Pourquoi la Honda Dominator NX reste une référence du trail
Un moteur monocylindre qui a du souffle
Chez les trails mécaniques, le moteur RFVC de 644 cm³ reste un cas d’école. Refroidi par air, simple, robuste, il livre un couple généreux dès les bas régimes – idéal pour sortir d’un chemin boueux sans s’énerver. Ce n’est pas un turbo, mais il n’en a pas besoin. Il tourne rond, consomme peu pour sa cylindrée, et surtout, il tient la distance. Pour dénicher une bonne affaire ou comparer les cotes actuelles du marché, vous pouvez consulter des annuaires spécialisés comme babayama-automobile.com.
- Fiabilité légendaire du moteur refroidi par air
- Polyvalence ville, route et chemins
- Facilité d’entretien pour les mécaniciens amateurs
- Poids contenu facilitant les manœuvres
- Esthétique indémodable des années 90
Les performances techniques et le comportement routier
Agilité en milieu urbain et sinueux
Malgré ses allures de tout-terrain, la NX se faufile en ville avec une aisance surprenante. La position droite, haute, offre une vue d’ensemble sur la circulation. Le guidon large donne un contrôle immédiat, et le poids plume – autour de 170 kg – rend les arrêts brusques ou les manœuvres à bas régime accessibles à tous. En ville, elle ne fatigue pas. Sur les routes sinueuses, elle joue les filles de la campagne : stables, sans chichis.

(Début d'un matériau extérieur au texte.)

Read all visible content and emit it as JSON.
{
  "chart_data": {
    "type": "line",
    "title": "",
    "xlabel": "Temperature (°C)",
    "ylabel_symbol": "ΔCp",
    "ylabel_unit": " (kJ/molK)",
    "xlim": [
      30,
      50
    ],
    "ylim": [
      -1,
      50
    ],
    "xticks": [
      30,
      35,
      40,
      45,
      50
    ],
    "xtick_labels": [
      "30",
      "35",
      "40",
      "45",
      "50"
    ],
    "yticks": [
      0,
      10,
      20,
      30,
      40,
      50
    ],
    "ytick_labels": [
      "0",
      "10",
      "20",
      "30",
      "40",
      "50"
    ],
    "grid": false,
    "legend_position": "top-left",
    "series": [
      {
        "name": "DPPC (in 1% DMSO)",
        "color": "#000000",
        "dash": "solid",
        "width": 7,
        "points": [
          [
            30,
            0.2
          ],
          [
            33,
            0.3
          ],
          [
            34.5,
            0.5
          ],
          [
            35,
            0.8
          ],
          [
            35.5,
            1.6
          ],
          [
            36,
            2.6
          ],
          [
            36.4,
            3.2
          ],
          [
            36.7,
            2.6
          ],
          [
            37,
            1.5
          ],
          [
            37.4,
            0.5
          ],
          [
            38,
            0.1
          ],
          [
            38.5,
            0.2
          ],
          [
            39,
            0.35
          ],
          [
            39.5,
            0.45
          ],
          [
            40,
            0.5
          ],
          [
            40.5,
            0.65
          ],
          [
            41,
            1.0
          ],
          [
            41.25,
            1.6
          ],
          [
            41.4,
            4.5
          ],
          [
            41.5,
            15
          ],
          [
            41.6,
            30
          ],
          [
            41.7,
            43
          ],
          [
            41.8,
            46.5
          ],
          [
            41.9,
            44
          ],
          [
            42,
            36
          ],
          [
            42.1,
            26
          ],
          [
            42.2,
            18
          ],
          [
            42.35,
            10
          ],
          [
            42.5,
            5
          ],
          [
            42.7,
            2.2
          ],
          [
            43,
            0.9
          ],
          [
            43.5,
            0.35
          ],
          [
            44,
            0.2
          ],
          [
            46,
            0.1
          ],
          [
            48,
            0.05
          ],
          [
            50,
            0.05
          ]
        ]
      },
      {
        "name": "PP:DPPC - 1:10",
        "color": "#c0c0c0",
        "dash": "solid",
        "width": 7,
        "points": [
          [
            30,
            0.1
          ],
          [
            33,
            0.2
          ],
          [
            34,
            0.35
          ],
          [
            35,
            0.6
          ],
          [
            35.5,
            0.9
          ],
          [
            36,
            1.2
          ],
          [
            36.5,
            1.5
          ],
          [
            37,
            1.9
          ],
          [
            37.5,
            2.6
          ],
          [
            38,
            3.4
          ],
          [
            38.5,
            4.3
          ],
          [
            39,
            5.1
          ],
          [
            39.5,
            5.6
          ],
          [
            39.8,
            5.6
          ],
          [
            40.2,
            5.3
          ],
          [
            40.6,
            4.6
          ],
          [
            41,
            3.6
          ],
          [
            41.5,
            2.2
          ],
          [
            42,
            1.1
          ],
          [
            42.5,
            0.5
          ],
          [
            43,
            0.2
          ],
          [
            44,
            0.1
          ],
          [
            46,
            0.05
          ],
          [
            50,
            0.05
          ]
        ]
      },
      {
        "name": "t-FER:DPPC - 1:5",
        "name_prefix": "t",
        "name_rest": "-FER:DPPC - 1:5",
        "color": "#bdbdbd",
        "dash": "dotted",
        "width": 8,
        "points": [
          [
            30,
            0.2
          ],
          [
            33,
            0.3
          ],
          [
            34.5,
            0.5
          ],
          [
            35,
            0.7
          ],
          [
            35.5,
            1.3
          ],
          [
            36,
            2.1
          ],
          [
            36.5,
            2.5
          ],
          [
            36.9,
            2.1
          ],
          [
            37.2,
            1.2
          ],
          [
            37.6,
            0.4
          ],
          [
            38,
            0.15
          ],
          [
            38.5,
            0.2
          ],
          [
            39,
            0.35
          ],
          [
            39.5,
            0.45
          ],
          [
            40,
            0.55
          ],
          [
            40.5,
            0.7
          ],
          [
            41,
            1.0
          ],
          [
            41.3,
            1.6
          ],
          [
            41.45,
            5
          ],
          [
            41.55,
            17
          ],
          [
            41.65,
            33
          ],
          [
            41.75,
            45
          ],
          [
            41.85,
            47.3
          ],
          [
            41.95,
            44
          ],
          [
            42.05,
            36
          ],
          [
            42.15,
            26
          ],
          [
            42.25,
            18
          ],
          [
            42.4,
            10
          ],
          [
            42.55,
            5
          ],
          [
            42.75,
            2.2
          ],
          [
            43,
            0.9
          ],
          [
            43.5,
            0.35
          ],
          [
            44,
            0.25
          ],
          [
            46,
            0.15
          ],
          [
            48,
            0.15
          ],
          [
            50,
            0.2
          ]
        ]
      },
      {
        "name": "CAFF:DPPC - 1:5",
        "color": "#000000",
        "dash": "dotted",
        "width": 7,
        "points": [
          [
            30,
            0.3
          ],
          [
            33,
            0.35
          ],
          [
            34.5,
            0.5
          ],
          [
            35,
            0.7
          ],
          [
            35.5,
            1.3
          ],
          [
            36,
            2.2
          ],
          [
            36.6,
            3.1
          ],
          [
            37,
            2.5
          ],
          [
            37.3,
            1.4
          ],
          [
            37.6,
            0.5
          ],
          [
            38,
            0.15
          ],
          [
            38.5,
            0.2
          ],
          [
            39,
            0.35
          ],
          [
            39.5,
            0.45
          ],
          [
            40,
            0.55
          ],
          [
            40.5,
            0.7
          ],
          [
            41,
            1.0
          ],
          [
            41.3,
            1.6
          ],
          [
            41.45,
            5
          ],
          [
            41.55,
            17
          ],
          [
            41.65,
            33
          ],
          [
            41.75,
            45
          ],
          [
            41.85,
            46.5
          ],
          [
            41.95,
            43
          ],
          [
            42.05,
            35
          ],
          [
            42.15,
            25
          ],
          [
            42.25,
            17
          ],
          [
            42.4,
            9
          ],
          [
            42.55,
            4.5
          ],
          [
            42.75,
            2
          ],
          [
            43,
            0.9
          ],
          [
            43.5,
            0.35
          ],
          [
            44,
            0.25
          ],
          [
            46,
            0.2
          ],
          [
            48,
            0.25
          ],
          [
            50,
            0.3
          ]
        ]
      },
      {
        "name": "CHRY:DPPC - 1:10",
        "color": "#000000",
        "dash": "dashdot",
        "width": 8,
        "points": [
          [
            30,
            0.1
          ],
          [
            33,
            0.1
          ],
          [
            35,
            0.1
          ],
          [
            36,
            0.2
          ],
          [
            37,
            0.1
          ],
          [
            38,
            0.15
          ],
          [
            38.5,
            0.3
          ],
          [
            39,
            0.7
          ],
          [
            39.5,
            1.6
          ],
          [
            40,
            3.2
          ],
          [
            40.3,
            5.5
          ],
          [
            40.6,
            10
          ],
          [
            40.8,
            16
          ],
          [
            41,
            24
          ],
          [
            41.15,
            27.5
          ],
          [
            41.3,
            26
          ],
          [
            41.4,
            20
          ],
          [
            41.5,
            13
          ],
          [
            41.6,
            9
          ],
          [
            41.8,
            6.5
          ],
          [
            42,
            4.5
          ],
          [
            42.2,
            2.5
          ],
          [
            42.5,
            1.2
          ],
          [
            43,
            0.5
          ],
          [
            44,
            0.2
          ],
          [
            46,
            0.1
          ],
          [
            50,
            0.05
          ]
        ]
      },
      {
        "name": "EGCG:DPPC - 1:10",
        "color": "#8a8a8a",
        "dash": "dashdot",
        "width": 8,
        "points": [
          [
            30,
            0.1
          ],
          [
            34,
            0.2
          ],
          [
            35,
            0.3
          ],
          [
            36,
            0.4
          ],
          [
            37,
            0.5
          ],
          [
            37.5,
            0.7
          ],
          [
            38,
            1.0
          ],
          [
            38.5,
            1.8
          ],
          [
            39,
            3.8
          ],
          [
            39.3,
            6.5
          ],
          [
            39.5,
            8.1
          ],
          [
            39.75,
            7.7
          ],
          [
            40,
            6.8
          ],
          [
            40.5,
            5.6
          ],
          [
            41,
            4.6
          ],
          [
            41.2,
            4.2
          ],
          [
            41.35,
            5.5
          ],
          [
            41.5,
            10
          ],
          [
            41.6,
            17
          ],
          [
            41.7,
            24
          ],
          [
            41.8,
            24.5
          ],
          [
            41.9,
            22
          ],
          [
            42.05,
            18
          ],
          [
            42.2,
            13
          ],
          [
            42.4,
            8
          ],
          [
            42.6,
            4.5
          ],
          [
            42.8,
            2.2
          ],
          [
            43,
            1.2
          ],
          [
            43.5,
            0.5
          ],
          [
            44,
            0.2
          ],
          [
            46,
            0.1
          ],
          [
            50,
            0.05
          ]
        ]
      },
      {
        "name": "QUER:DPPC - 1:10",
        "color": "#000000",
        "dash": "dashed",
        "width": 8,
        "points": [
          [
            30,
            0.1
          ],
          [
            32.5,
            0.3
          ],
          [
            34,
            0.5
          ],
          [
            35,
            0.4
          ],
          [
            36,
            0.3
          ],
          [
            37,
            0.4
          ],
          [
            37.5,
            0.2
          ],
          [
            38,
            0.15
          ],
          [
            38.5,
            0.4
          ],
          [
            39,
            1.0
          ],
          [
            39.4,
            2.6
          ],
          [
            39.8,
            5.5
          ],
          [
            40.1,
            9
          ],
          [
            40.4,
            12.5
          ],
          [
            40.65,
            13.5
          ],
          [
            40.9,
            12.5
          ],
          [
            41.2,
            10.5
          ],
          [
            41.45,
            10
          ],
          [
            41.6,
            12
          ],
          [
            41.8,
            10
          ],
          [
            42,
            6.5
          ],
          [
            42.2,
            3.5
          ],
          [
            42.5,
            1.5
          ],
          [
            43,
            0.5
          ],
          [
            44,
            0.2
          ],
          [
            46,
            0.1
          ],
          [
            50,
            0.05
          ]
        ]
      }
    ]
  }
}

Capacités réelles en tout-terrain
On ne la lancera pas en rallye, mais la Dominator maîtrise le ‘light trail’ comme peu d’autres de son époque. Les suspensions, avec un débattement correct, absorbent les bosses sans broncher. Ce n’est pas une enduro, mais elle va loin là où d’autres trail modernes hésiteraient à poser une roue. Le pneu mixte tient bien en terre, et la garde au sol évite les accrocs sur les cailloux. Bref, elle fait le job entre piste forestière et bitume défoncé – une polyvalence rare.
Fiche technique et évolutions des modèles NX 650
De la version kick à la version électrique
Lancée en 1988, la première mouture de la NX 650 reposait sur un kick-starter. Rude, mais efficace. À partir de 1992, Honda intègre le démarreur électrique – une vraie évolution pour le confort. Le réservoir passe aussi de 20 à 24 litres, portant l’autonomie bien au-delà de 300 km. Même si la mécanique reste inchangée, ces évolutions marquent un tournant : la Dominator quitte le monde du puriste pour toucher un public plus large.
| Caractéristique | Valeur NX 650 |
|---|---|
| Puissance | environ 44 ch |
| Couple | 54 Nm à 5 500 tr/min |
| Poids pleins faits | environ 172 kg |
| Capacité réservoir | 24 litres |
| Consommation moyenne | 5,3 l/100 km |
Acheter une Dominator d’occasion : points de vigilance
Le check-up moteur impératif
Avant tout achat, vérifiez le niveau d’huile – les monocylindres à refroidissement par air peuvent en consommer. Un manque répété peut cacher un joint de culasse fatigué. Aussi, tendez l’oreille au ralenti : un cliquetis régulier ou un bruit de chaîne de distribution trop présent trahit un réglage à faire. Mieux vaut anticiper que de se retrouver à pied en pleine forêt.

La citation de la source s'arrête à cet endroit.